Modern Love: Ranking season 1 episodes from best to worst

In the interest of helping you assemble your own selective Modern Love binge, we've ranked the first eight episodes from best to worst.

Modern Love
Photo: Giovanni Rufino/Amazon Studios

There comes a time in every TV viewer's life when they realize that it's simply not possible, nor is it worthwhile, to watch everything. Fortunately, there are some shows you can outright ignore (lookin' at you, Almost Family!), and some that allow you to binge selectively. One such pick-and-choose binge option is Amazon's Modern Love, the anthology based on the New York Times column of the same name. Before the show premiered in 2019, Amazon sent out the first three episodes for review—which, in retrospect, was a wise strategy. Those first three episodes are great, while the rest are varying degrees of okay (Amazon released a second season in 2021). So in the interest of helping you assemble your own selective Modern Love binge, I've ranked all season 1 episodes, from best to worst.

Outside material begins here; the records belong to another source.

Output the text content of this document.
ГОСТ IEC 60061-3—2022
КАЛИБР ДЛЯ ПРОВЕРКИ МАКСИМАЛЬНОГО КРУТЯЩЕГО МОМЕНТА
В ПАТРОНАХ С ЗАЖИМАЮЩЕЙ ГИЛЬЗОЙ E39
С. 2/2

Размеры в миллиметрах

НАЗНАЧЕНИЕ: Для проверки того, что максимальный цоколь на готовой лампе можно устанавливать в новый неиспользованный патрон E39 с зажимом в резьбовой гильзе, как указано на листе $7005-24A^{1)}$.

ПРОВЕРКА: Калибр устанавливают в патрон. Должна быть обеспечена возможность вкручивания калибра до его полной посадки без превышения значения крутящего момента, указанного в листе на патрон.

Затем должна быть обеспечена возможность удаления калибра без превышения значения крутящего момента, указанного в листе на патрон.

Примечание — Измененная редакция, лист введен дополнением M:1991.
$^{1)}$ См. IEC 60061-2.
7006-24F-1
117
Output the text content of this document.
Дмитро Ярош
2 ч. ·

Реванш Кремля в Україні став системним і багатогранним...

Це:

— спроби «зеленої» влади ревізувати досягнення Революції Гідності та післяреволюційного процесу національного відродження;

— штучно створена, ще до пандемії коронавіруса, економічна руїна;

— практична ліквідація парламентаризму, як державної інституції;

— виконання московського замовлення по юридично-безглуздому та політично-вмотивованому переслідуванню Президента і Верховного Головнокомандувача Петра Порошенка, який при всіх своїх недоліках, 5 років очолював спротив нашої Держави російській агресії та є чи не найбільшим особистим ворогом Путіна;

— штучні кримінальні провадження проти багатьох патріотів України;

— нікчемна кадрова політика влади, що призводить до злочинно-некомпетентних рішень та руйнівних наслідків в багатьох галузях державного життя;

1. Episode 1: "When the Doorman Is Your Main Man"

How I Met Your Mother's Cristin Milioti starred as Maggie, a single book critic whose doorman, Guzmin (Laurentiu Possa, charmingly stern), kept a protective watch over her search for Mr. Right. This is a love story about found family and an unexpected friendship, with an ending that will have you wiping away happy tears.

2. Episode 2: "When Cupid Is a Prying Journalist"

The amount of story and emotion packed into this 31-minute episode, written and directed by executive producer John Carney, is truly astonishing. Catherine Keener starred as Julie, a reporter, who sat down with up-and-coming app developer, Joshua (Dev Patel), for an interview. When talk turned to Joshua's dating life and the one that got away (Caitlin McGee), Julie shared a story of her own lost love in the hopes that Joshua can avoid his own heartbreak. Pure, undiluted romantic bliss—and Dev Patel's hair deserved an Emmy of its own.

3. Episode 3: "Take Me as I Am, Whoever I Am"

Sensing a pattern here? Amazon definitely front-loaded Modern Love with its three best episodes. While I'm not a huge Anne Hathaway fan (nor am I a Hatha-hater), I found her authentic and enjoyable as Lexi, a woman whose bipolar disorder makes dating—and sometimes even just existing—very challenging. It's an eye-opening and uplifting tale of learning to love yourself.

4. Episode 7: "Hers Was a World of One"

Also known as "the Hot Priest episode." When Tobin (Fleabag's Andrew Scott) and Andy (Brandon Kyle Goodman) decided to start a family, the adoption agency introduced them to a pregnant free-spirit named Karla (Olivia Cooke). Soon, she and her dog moved into Tobin and Andy's apartment and completely upended their lives. It's kinda cute, kinda sweet, and there's a really odd cameo in the middle of the episode, but the story plays out exactly how you'd expect it would.

5. Episode 8: "The Race Grows Sweeter Near Its Final Lap"

Since it's the finale, this episode tries to make a Big Statement About Love by delivering a twist of sorts in the final minutes (I won't spoil it), but the A-plot stands on its own. Jane Alexander plays Margot, an older woman mourning the loss of her husband, Kenji (James Saito). It's a bittersweet tale of late-in-life love.

6. Episode 6: "So He Looked Like Dad. It Was Just Dinner, Right?"

I'll be honest: This one only ranked so high due to the presence of Julia Garner, who won an Emmy for Ozark and was also spectacular in Bravo's Dirty John. Here she plays Maddy, a young woman who grew up with an absent father and then carried a host of daddy-related issues throughout her day-to-day life. She developed a non-sexual crush on Peter (Shea Whigham), an older man at her workplace—and things got even more cringeworthy from there.

7. Episode 4: "Rallying to Keep the Game Alive"

Oh, what a disappointment. Tina Fey and John Slattery are usually immensely likable, but even they couldn't save this story of unhappily married people who turned to tennis…not to save their marriage, per se, but the sport made their union tolerable. It's grim and depressing.

8. Episode 5: "At the Hospital, an Interlude of Clarity"

A hot woman (Sofia Boutella) and a slightly less hot man (John Gallagher Jr.) spend the night in the hospital after a date-night mishap. A lot of talking and freshman-year soul-sharing ensued. By the end of the 30 minutes, even Boutella's character was asleep.